Un homme était assis trois rangs derrière Shengmei. Elle le fixait, essayant de deviner qui il était, mais la pénombre l'empêchait de distinguer son visage. L'homme sembla remarquer son regard et se tourna vers elle. Un peu gênée, Shengmei détourna rapidement les yeux. Un immense schéma de la structure cellulaire s'affichait sur l'écran.

« Voici un schéma simplifié d'une cellule humaine », expliqua le professeur Ishihara en pointant un laser rouge. « Le noyau se trouve au centre et contient les chromosomes ainsi qu'une grande quantité d'informations génétiques. La structure ovale est la mitochondrie. Comme le montre le schéma, elle possède une membrane externe et une membrane interne, cette dernière étant repliée. Je pense que tout le monde connaît ce schéma, car vous l'avez probablement étudié au collège. Les manuels scolaires représentent les mitochondries comme des cellules ovales, mais en réalité, elles sont bien différentes. Vous avez sans doute du mal à imaginer leur forme réelle. Passons à la diapositive suivante. »

Le tableau changea d'image. À ce moment, les personnes présentes laissèrent échapper un léger soupir de surprise.

«Voici à quoi ressemblent réellement les mitochondries.»

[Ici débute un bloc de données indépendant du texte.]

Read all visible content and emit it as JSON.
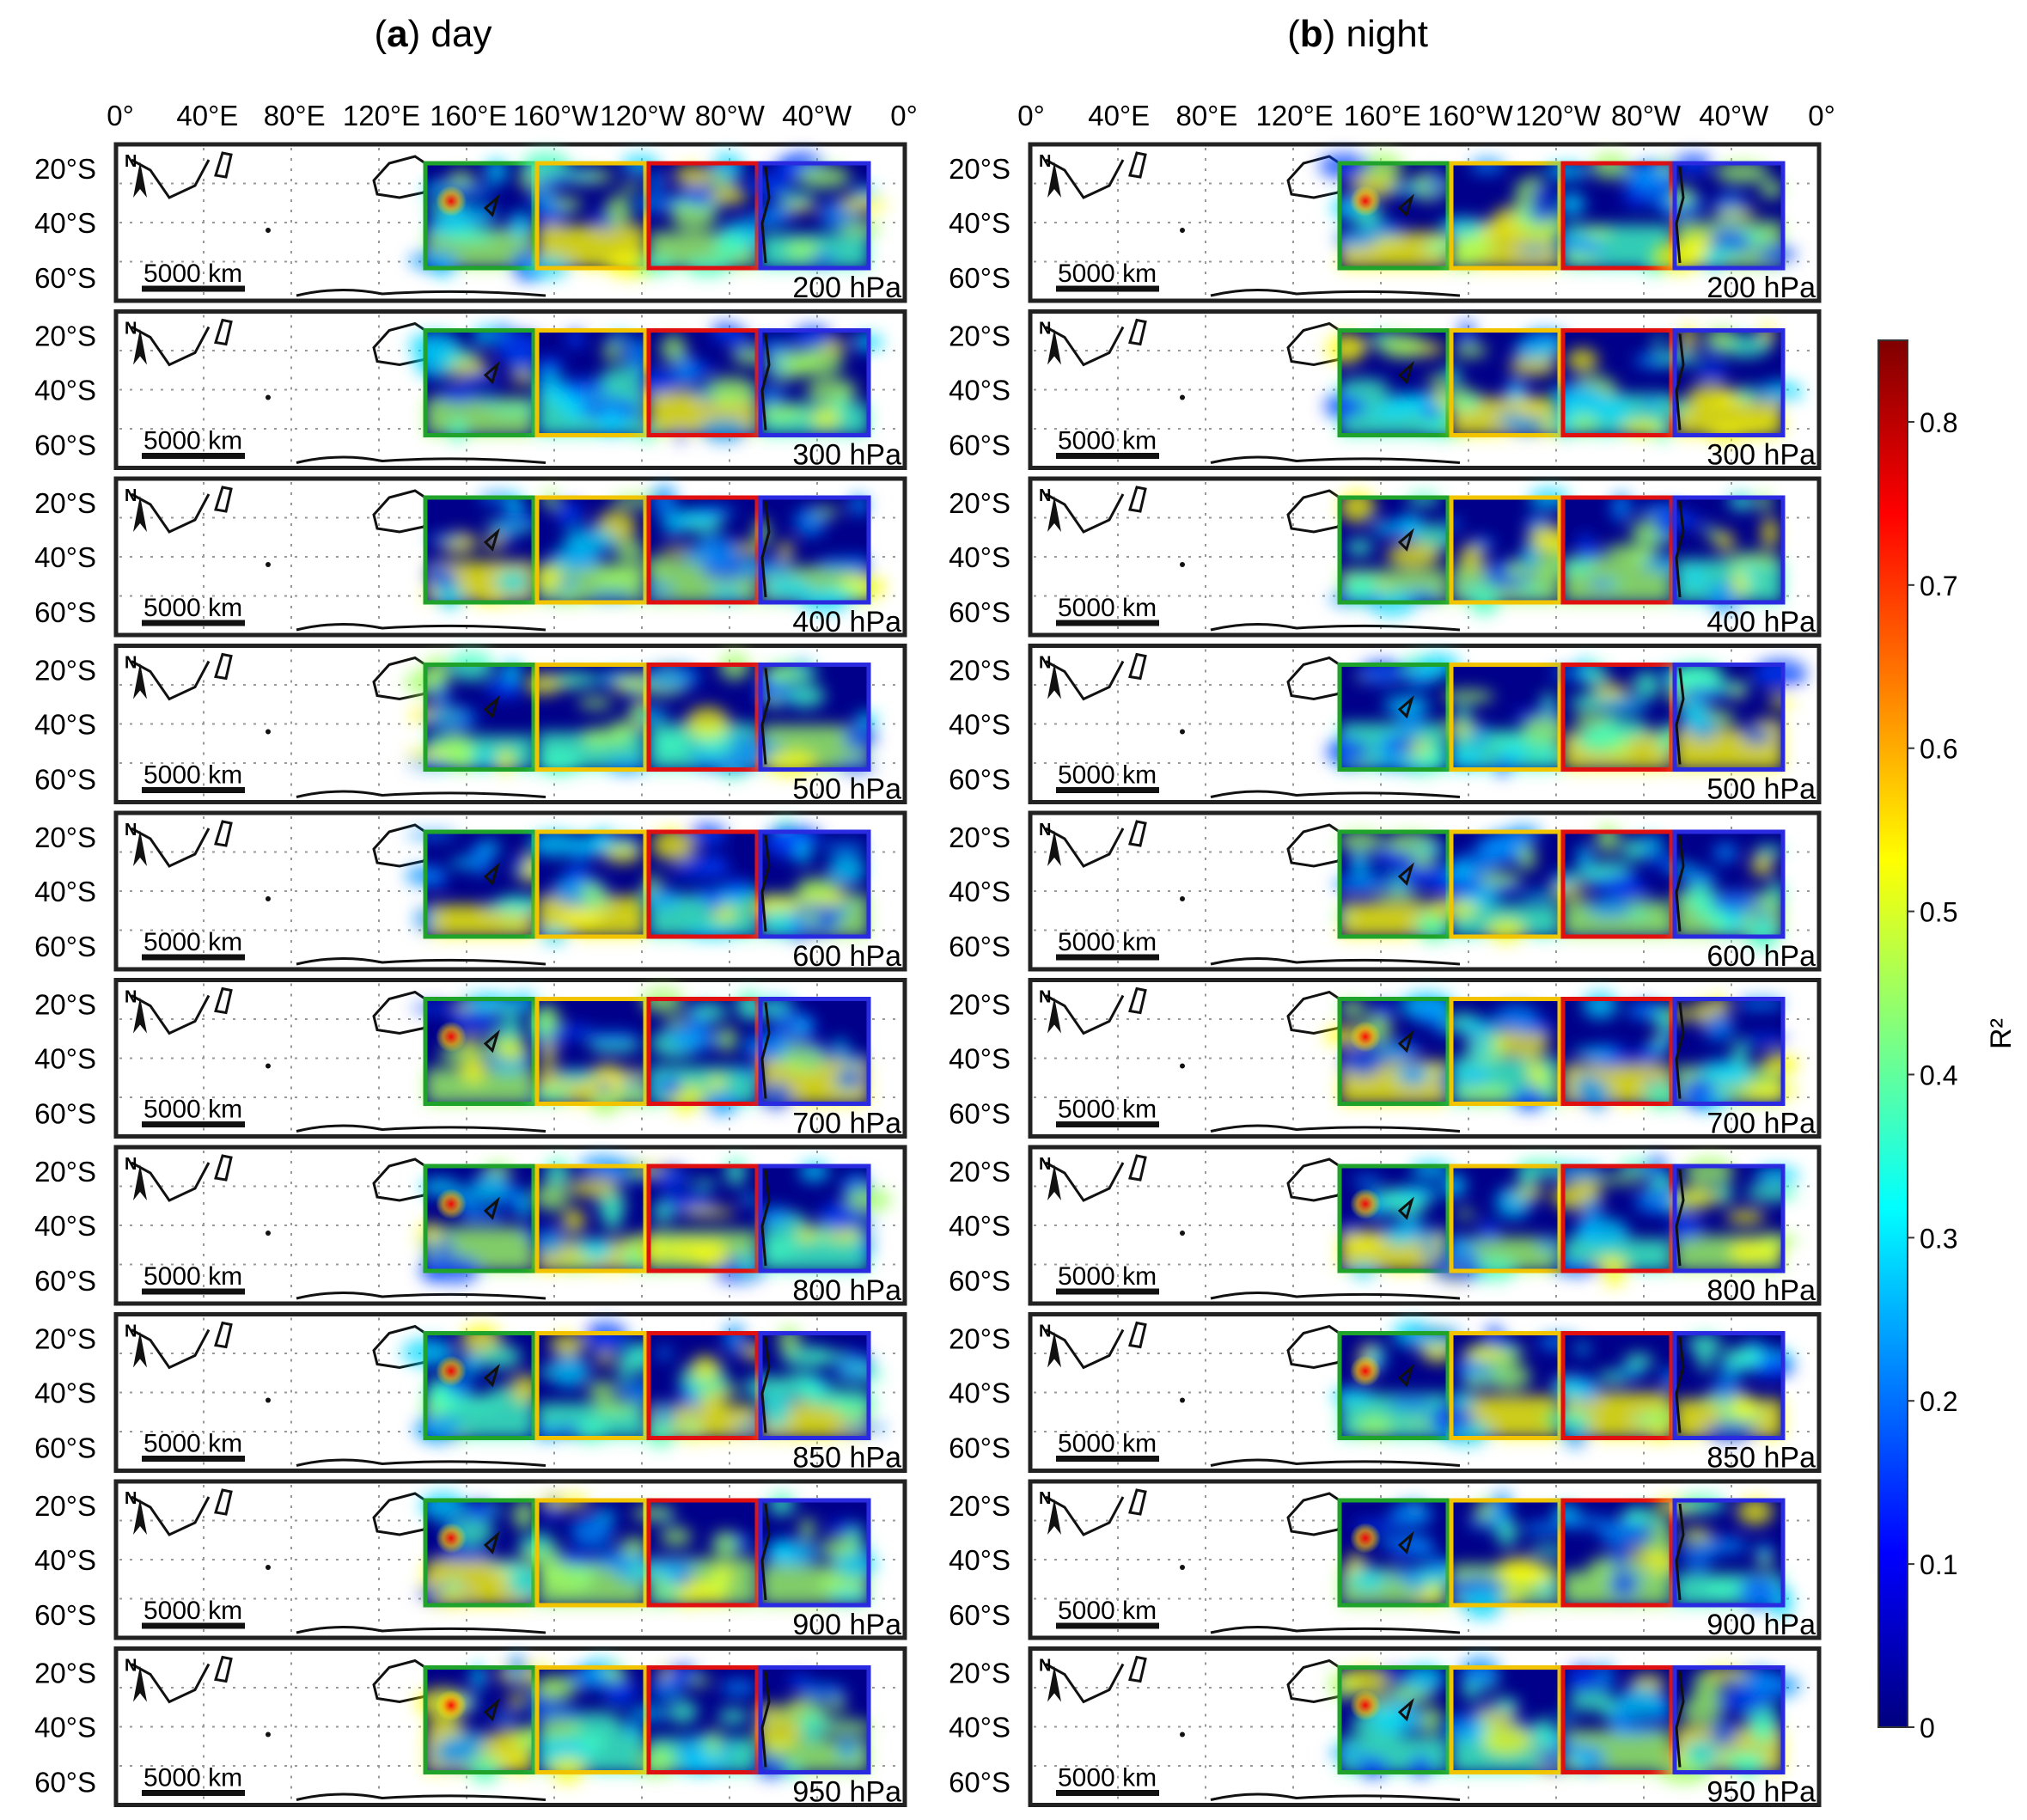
{
  "figure": {
    "panel_a": {
      "letter": "a",
      "title": "day"
    },
    "panel_b": {
      "letter": "b",
      "title": "night"
    }
  },
  "axes": {
    "longitude_ticks": [
      "0°",
      "40°E",
      "80°E",
      "120°E",
      "160°E",
      "160°W",
      "120°W",
      "80°W",
      "40°W",
      "0°"
    ],
    "latitude_ticks": [
      "20°S",
      "40°S",
      "60°S"
    ]
  },
  "map": {
    "scale_bar": "5000 km",
    "north_arrow": "N",
    "region_colors": [
      "#1fa32b",
      "#f2c400",
      "#e01010",
      "#2a2ae0"
    ]
  },
  "pressure_levels": [
    "200 hPa",
    "300 hPa",
    "400 hPa",
    "500 hPa",
    "600 hPa",
    "700 hPa",
    "800 hPa",
    "850 hPa",
    "900 hPa",
    "950 hPa"
  ],
  "colorbar": {
    "label": "R²",
    "ticks": [
      "0",
      "0.1",
      "0.2",
      "0.3",
      "0.4",
      "0.5",
      "0.6",
      "0.7",
      "0.8"
    ],
    "range": [
      0,
      0.85
    ],
    "colormap": "jet",
    "stops": [
      "#00007f",
      "#0000ff",
      "#007fff",
      "#00ffff",
      "#7fff7f",
      "#ffff00",
      "#ff7f00",
      "#ff0000",
      "#7f0000"
    ]
  }
}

L'image de la cellule remplissait tout l'écran. De faibles contours en forme de losange se détachaient sur un fond d'un noir absolu, au sein desquels d'innombrables filaments rétractés étaient teintés de vert. En y regardant de plus près, on constatait qu'ils pointaient tous régulièrement vers le haut, comme sur le point d'onduler à l'unisson. Au centre de la cellule, là où se trouvait sans doute le noyau, se dessinait une protubérance sombre. Shengmei reconnut alors l'aspect des mitochondries dans une cellule vivante, colorées par une technique quelconque, au microscope. Une seule cellule contenait des dizaines, voire des centaines, de ces mitochondries. Leur forme magnifique était plus belle encore que les plis du velours. Les impressions que Shengmei avait des mitochondries s'évanouirent aussitôt.

"cogner".

Mon cœur s'est remis à réagir.

"cogner".

C'est arrivé de nouveau.

Voilà. Saint-Mei l'a découvert.

La réaction du cœur est due à cela ; le cœur est anormalement excité par les mitochondries.

Mais pourquoi cela ?

Les yeux de Saint-Mei étaient rivés sur l'écran. Son cœur, battant la chamade, lui coupait le souffle. Pourtant, elle restait immobile, les yeux rivés sur l'immense image des mitochondries, oubliant même son réflexe habituel de porter la main à sa poitrine.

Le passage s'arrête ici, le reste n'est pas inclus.